Density Matrix Renormalization Group Study of Incompressible Fractional Quantum Hall States

We develop the density-matrix renormalization group (DMRG) technique for numerically studying incompressible fractional quantum Hall (FQH) states on the sphere. We calculate accurate estimates for ground-state energies and excitation gaps at FQH filling fractions $\nu =1/3$ and $\nu =5/2$ for systems that are considerably larger than the largest ever studied by exact diagonalization. We establish, by carefully comparing with existing numerical results on smaller systems, that DMRG is a highly effective numerical tool for studying incompressible FQH states.

Figure 1

(a) Ground-state and variational energies at $\nu =1/3$ obtained with DMRG and exact diagonalization (ED).
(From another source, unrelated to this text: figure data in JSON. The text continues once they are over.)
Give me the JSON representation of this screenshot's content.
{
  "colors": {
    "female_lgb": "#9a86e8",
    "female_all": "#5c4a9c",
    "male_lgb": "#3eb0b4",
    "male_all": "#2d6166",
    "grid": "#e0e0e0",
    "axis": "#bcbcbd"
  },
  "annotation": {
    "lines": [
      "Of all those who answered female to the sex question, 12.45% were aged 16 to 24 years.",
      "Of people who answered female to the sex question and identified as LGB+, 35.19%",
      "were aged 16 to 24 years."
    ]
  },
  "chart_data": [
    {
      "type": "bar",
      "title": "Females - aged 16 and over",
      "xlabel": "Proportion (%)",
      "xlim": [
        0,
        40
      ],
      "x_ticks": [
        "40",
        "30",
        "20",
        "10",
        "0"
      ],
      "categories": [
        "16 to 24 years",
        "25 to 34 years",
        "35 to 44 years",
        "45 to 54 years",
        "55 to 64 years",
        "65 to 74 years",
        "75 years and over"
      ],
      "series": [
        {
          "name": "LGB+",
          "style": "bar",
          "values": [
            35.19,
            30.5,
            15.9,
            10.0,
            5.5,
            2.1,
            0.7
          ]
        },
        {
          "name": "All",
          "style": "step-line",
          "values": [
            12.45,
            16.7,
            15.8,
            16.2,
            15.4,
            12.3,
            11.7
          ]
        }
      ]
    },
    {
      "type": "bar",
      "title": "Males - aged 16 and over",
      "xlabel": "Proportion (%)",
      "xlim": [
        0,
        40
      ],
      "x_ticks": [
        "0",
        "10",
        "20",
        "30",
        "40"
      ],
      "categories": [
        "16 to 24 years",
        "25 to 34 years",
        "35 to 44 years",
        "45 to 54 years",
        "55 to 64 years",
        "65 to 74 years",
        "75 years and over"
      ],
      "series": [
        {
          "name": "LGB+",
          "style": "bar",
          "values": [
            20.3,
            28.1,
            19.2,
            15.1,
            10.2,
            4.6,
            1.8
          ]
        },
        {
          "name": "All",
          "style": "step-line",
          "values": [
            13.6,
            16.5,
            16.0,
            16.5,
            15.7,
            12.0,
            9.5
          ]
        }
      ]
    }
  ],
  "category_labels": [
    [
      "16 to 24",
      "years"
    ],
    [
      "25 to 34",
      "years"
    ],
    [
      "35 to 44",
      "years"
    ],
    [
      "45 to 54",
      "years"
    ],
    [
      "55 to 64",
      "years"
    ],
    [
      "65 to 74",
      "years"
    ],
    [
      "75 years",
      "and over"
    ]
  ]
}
The extrapolated values are obtained using a quadratic function of $1/N_e$. Variational results are barely visible because they lie on top of the DMRG energies at this scale. (b) Finite-size scaling using a renormalized magnetic length ${\ell }_0$, following Refs. 19, 20.

Figure 2

(a) Ground-state energies at $\nu =5/2$ for DMRG and exact diagonalization. (b) Finite-size scaling using a renormalized magnetic length ${\ell }_0$, following Refs. 19, 20.

Figure 3

Size dependence of the excitation energies and gap at $\nu =5/2$, obtained with DMRG.

Figure 4

Pair correlation function for (a) $N_e=18$, calculated using exact diagonalization and DMRG (indistinguishable from each other), and the Moore-Read state; and (b) $N_e=20$, 22 using DMRG, and the Moore-Read state for $N_e=22$, using Monte Carlo calculations.